As I break from working on my book/grant proposal, my thoughts turn to creators who have inspired me in different ways.
Today's venture takes two turns, beyond the already posted notes on the human tornado called Ellison.
Next up is Jeff Smith, creator of Bone, the much neglected Shazam and the Monster Society of Evil, and the sporadic but worthwhile RASL. All Jeff's work deals in themes of common beings surviving their roles in large, mythic battles a la Tolkien or Eddison.
Well, turns out there's a documentary on Jeff.
Then there's Terry Moore.
His Strangers in Paradise is now collected in an Omnibus edition. How he managed to do this and keep on schedule with his new book, ECHO, is beyond me, but he did it.
This invites the next issue.
A Magnum Opus can kill you if you let it.
The idea of creating a single work of such weight and import can be such a heavy burden that it renders the work insurmountable. If you let it be that.
I suspect the way through this is twofold.
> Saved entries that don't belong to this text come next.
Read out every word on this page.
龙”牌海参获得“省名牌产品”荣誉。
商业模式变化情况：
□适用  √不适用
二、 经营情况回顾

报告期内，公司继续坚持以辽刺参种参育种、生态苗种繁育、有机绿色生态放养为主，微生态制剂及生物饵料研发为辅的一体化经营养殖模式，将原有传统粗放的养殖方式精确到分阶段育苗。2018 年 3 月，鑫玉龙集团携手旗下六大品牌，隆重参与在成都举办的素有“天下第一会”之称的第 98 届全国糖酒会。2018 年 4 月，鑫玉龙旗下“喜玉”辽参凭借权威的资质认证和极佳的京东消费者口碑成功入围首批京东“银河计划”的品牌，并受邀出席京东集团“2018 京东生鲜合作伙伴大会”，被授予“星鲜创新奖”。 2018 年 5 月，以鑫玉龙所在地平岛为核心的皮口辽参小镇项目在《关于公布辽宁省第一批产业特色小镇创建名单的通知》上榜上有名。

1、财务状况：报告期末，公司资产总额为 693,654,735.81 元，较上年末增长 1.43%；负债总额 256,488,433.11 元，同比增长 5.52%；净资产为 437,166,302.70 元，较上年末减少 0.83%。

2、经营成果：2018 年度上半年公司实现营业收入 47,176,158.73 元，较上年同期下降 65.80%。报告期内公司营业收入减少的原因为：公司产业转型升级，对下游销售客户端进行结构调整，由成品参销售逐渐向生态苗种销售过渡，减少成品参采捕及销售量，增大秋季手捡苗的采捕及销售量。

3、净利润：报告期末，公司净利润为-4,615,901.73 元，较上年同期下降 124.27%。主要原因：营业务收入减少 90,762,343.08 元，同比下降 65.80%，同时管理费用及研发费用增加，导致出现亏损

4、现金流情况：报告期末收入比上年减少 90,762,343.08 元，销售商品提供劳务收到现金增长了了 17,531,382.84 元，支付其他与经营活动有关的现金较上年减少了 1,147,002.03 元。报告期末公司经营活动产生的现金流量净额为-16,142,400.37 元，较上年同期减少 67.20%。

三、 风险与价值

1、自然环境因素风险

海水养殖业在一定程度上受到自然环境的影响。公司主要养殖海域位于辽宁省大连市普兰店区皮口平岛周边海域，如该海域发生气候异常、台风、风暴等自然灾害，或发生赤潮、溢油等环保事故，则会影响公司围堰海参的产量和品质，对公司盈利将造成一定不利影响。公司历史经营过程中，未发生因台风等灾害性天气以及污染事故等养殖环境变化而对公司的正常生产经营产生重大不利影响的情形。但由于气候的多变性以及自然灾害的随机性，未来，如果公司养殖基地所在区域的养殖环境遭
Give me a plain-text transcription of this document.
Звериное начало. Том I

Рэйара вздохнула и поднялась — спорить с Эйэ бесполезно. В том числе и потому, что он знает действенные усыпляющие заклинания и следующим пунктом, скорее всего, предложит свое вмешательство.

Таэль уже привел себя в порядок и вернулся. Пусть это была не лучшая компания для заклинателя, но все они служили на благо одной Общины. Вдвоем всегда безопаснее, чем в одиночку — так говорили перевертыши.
First, don't try to create something big. Create pieces of the big thing. Just say what you have to say, using the time you have to say it as well as you can. The 2200 pages of Strangers and the 1400 pages of Bone were all done page by page, the only way it can be done.
It took me 6 months to do a page once, and I did 12 pages in 14 hours another time. It takes the time it takes.
Second, while you must keep at it (or in my case, all the various "it"s), you can't punish yourself if you lose pace. Self-recrimination takes time too, and burns up, wastes, energy that could go into the work.